A Bountiful Garden in the Heart of Eastsound

by Antoinette Botsford, Master Gardener Class of 2013.

Several local and county groups on Orcas Island are trying to decide what to do with an empty lot in the heart of Eastsound Village. Antoinette has a community-friendly idea that any gardener can get behind. Her editorial below first appeared in the July 21 edition of Orcas Issues.

The Fern Street “Extension” parcel — ideal for a community garden?

The Fern Street “Extension” parcel — ideal for a community garden?

The Eastsound Planning Review committee (EPRC), County Public Works and the County Council from time to time discuss what is to be done with the lot, 50×100, that is bordered by Prune Alley on one end and North Beach Road on the other — the Fern Street Extension. Since being vacated by the Senior Center in 2003, it has been used in an ad hoc way by various groups interested in gardening, sustainability, and in raising food for the food bank.

People interested in additional parking and using the area as a “transportation hub” have also said their piece, and the current EPRC recommendations (in the Eastsound Sub-Area Plan to go before the Planning Commission and the Council in the next few months), include a proposal to designate it as such, albeit the staff report for the plan says the recommendations are suggestions, not certainties. The lot was purchased by the County Department of Public Works, and there have been EPRC discussions about how “locked in” Public Works is to the design of this “Transportation Hub.”

A few years ago this parcel (bordered by privately-owned lots) was gardened by “FEAST” — or “Farm Education and Sustainability for Teens” a summer program to educate young people in the ways of growing food.

Then another section of this same plot was dug and planted by some enthusiasts who did not have garden space of their own. Enthusiasm dwindled when they realized that the well was no longer usable.

In the meantime, the existing garden is primarily cultivated by Jeanne Morris, who is also stewarding an inherited colony of bees. Jeanne is growing food for the Food Bank and for herself and flowers for the bees. Because of water problems, much of this land is now fallow. A civic-minded person gave 500 gallons of water, which has been very helpful, and the neighbors have also given water from time to time.

Many people refer to this space as the “Community Garden” and hope that it can be developed into something more productive and participatory. Its location — near the Food Coop, Historical Museum, Village Green, etc., seems perfect for this purpose. It is also a sunny and warm spot, good for growing. The dream is to have some kind of water catchment system (perhaps coming from the gutters of nearby buildings). Before that, the beds need to be redesigned for aesthetic layout, good use of water and to provide plenty of forage for the honeybees.

As probably we all know, the population of pollinators is suffering in many parts of the world, honeybees in particular.
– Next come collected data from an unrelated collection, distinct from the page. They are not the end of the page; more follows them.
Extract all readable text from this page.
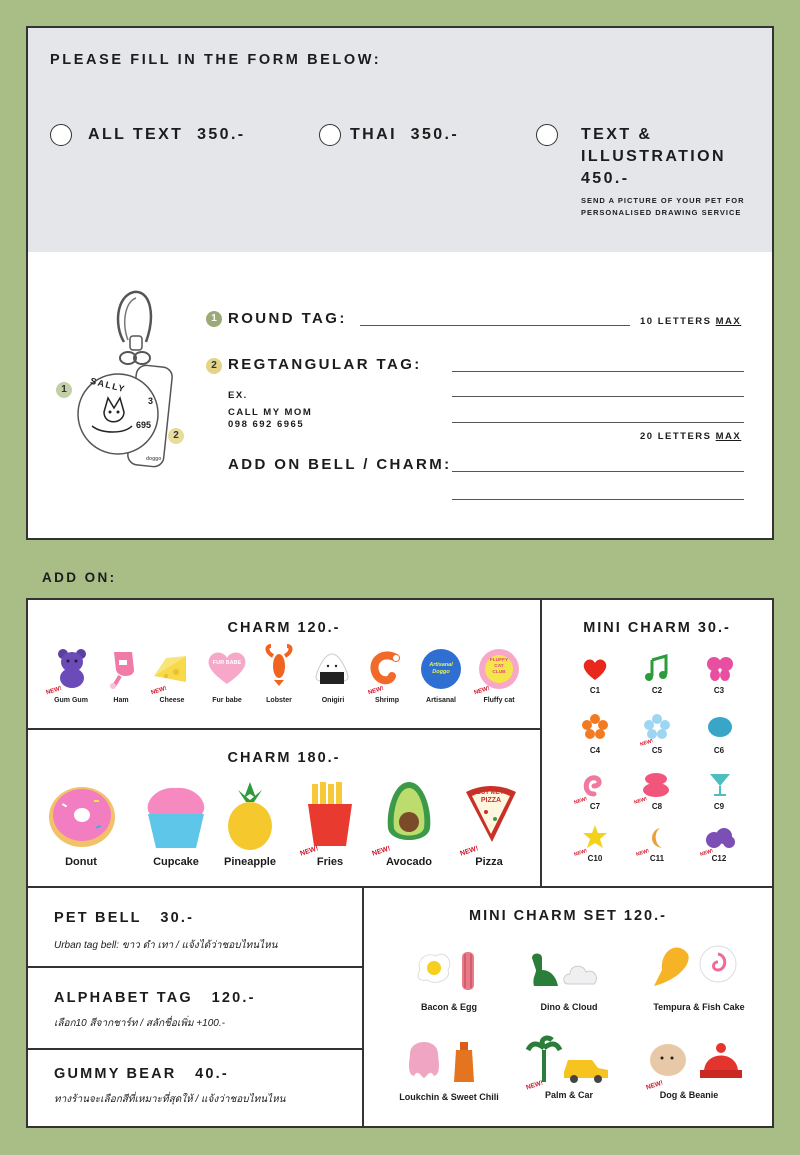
PLEASE FILL IN THE FORM BELOW:
ALL TEXT 350.-	THAI 350.-	TEXT &
ILLUSTRATION
450.-
SEND A PICTURE OF YOUR PET FOR
PERSONALISED DRAWING SERVICE
SALLY
3
695
doggo
1
2
1 ROUND TAG:	10 LETTERS MAX
2 REGTANGULAR TAG:
EX.
CALL MY MOM
098 692 6965
20 LETTERS MAX
ADD ON BELL / CHARM:
ADD ON:
CHARM 120.-
FUR BABE	Artisanal
Doggo
FLUFFY
CAT
CLUB
Gum Gum	Ham	Cheese	Fur babe	Lobster	Onigiri	Shrimp	Artisanal	Fluffy cat
NEW!	NEW!	NEW!	NEW!
CHARM 180.-
BUY ME A
PIZZA
Donut	Cupcake	Pineapple	Fries	Avocado	Pizza
NEW!	NEW!	NEW!
MINI CHARM 30.-
C1	C2	C3
C4	C5	C6
C7	C8	C9
C10	C11	C12
NEW!
NEW!	NEW!
NEW!	NEW!	NEW!
PET BELL 30.-
Urban tag bell: ขาว ดำ เทา / แจ้งได้ว่าชอบไทนไหน
ALPHABET TAG 120.-
เลือก10 สีจากชาร์ท / สลักชื่อเพิ่ม +100.-
GUMMY BEAR 40.-
ทางร้านจะเลือกสีที่เหมาะที่สุดให้ / แจ้งว่าชอบไทนไหน
MINI CHARM SET 120.-
Bacon & Egg	Dino & Cloud	Tempura & Fish Cake
Loukchin & Sweet Chili	Palm & Car	Dog & Beanie
NEW!	NEW!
Anything that supports honeybees will be of great benefit to the need for growing more food to feed a burgeoning population.

This modest bit of land in the heart of Eastsound could become a model garden to educate people in how to raise vegetables, conserve water, and encourage pollinators. Those doing the work could be enthusiasts who do not have their own land. And as the person who is gardening in the adjacent lot, I would be happy to add my own experience with the worm bin situated in the shady corner near the septic lids. Worm bins do much to recycle food waste (other than meat and dairy) while defeating the rodent population. Their waste creates the richest planting material imaginable.

In addition to the vegetable-flower garden, there are a number of old, but still very productive, fruit trees. All of these have, from time to time, been pruned by good-hearted volunteers and their fruit harvested by various people. They would benefit from dormant spraying and more regular pruning.

Many of us want to see this land become a demonstration garden in which all are welcome–a garden with a winding path going from Fern Street to North Beach Road, with a bench or two. Near the gate could be a sign explaining the purpose of the garden with contact information. In the best of worlds there would be a paid employee who would be a volunteer coordinator, tend to the water issues, and schedule the times for planting and bee maintenance.

In my own vision, local garden clubs would be available to consult and to provide at least some of the materials. Water rights would be worked out with adjacent property owners, and perhaps a special rate could be realized. At the same time, some sort of rainwater catchment system might be created.

For this to work out, a lot has to happen. But the first priority is the need to know whether this use of the land would be something the community overall would appreciate (more than for parking and a transportation hub), be proud of and take part in.

Letters to the Council and to the County Manager, public comments at EPRC and Council meetings would enlighten county government and island residents as to islanders’ motivation to reclaim this garden and move the cause forward.

I have not been able to learn whether this county-owned land could be used long-term for such a garden, or if, of necessity, it must used for another purpose. Is this something that Public Works could approve of?

If some resolution or direction were to be determined, interested parties could apply for a grant, maybe arrange something for the water, and re-shape the earth so that the land could be better used and become an aesthetic delight for the benefit of all.